Attention in Deep Learning

This article is a digest/note for the blog of Denny Britz: Attention ad Memory in Deep Learning and NLP.

In Neural Machine Translation system, we map the meaning of a sentence into a fixed-length vector representation and then generate a translation base on it.

The first word of English translation is probably highly correlated ith the first word of the source sentence. Researches have found that reversing the source sequence (feeding it backwards into the encoder) produce significantly better results because it shorten the path from the decoder to the relevan parts of encoder. Similarly, feeding an input twice also seems to help a network to better memorize things. But this hack is not always useful.

With an attention mechanism, we no longer try encode the full source sentence into a fix-length vector. Rather, we allow the decoder to “attend” to different parts of the source sentence at each step of the output generation. Importantly, we let the model learn what to attend to based on the input sentence and what it has produced so far. The important part is that each decoder output word yt now depends on a weighted combination of all the input states, not just the last state.

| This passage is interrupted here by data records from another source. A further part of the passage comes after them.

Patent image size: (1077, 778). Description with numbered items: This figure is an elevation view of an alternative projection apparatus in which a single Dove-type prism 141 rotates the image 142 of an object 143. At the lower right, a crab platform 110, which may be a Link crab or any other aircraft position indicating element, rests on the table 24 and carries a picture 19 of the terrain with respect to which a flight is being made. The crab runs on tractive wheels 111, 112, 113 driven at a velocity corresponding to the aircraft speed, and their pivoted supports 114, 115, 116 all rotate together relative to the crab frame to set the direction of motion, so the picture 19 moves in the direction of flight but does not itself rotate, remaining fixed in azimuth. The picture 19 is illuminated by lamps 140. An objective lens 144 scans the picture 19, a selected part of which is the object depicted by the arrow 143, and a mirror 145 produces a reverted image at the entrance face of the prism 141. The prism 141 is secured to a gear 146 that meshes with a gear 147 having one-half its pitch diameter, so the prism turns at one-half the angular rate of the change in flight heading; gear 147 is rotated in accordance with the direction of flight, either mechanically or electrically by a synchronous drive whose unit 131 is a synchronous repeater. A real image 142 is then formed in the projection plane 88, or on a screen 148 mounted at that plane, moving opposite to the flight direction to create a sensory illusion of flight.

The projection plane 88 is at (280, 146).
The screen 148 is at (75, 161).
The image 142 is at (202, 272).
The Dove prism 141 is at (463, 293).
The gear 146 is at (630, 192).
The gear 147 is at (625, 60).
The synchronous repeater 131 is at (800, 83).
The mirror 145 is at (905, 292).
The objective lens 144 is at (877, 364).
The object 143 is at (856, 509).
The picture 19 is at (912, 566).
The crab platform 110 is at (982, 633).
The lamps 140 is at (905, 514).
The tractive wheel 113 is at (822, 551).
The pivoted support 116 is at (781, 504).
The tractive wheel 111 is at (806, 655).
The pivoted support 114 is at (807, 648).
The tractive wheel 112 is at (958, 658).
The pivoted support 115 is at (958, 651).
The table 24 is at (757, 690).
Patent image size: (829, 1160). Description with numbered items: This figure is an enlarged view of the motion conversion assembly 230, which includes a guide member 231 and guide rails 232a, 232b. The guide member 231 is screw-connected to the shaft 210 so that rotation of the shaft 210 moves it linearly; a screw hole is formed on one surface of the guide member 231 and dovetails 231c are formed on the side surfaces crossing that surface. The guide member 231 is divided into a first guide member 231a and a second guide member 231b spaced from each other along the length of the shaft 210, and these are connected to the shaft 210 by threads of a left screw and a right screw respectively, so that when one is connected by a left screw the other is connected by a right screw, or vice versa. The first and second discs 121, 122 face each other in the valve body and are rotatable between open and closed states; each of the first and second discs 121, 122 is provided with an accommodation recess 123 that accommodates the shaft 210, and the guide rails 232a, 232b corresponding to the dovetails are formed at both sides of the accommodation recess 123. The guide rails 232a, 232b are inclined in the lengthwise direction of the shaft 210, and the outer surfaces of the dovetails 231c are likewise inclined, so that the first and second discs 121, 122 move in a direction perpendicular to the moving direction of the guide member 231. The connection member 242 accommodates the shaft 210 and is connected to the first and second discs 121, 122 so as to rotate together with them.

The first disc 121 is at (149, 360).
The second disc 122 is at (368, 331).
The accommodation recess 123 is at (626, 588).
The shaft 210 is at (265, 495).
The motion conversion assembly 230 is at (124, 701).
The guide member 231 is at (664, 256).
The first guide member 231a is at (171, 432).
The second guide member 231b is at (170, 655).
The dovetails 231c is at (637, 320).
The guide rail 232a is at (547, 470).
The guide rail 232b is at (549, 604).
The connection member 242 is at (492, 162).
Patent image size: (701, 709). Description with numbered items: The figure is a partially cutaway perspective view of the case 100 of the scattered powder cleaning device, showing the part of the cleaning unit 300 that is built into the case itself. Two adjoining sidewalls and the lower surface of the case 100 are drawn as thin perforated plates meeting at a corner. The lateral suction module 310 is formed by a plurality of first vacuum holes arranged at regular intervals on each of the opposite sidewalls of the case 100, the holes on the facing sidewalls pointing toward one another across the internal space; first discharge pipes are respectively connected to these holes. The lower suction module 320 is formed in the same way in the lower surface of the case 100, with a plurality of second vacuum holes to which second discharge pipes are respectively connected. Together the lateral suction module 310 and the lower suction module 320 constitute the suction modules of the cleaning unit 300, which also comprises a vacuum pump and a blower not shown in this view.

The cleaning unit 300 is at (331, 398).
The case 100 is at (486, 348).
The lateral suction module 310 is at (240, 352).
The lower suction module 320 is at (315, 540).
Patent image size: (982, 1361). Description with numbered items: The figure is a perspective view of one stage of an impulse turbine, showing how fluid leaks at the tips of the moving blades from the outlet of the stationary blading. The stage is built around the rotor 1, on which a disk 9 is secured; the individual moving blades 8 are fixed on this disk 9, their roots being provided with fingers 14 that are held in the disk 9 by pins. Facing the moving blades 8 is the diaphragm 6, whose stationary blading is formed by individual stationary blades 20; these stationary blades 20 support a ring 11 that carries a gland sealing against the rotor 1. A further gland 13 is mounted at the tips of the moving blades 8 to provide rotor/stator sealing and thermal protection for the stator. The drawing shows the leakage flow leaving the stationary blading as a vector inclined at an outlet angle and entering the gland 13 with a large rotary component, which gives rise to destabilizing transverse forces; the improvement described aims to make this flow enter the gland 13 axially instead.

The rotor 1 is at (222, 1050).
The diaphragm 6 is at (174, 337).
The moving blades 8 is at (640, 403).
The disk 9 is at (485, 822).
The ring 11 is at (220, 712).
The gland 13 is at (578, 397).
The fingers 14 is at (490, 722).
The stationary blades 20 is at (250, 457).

The weight value a’s are the “attention” the decoder pays to the question. The a’s are typically normalized to sum to 1 (so they are a distribution over the input state).

A big advantage of attention i taht it gives us the ability to interpret an visualize what the model is doing.

An alternative approach to attention is to use Reinforcement Learning to predict an approximate location to focus to.

The basic problem that the attention mechanism solves is that it allow the network to refer back to the input sequence, instead of forcing it to encode all information into a fixed-length vector. Interpreted another way, the attention mechanism is simply giving the network access to its internal memory, which is the hidden state of th encoder.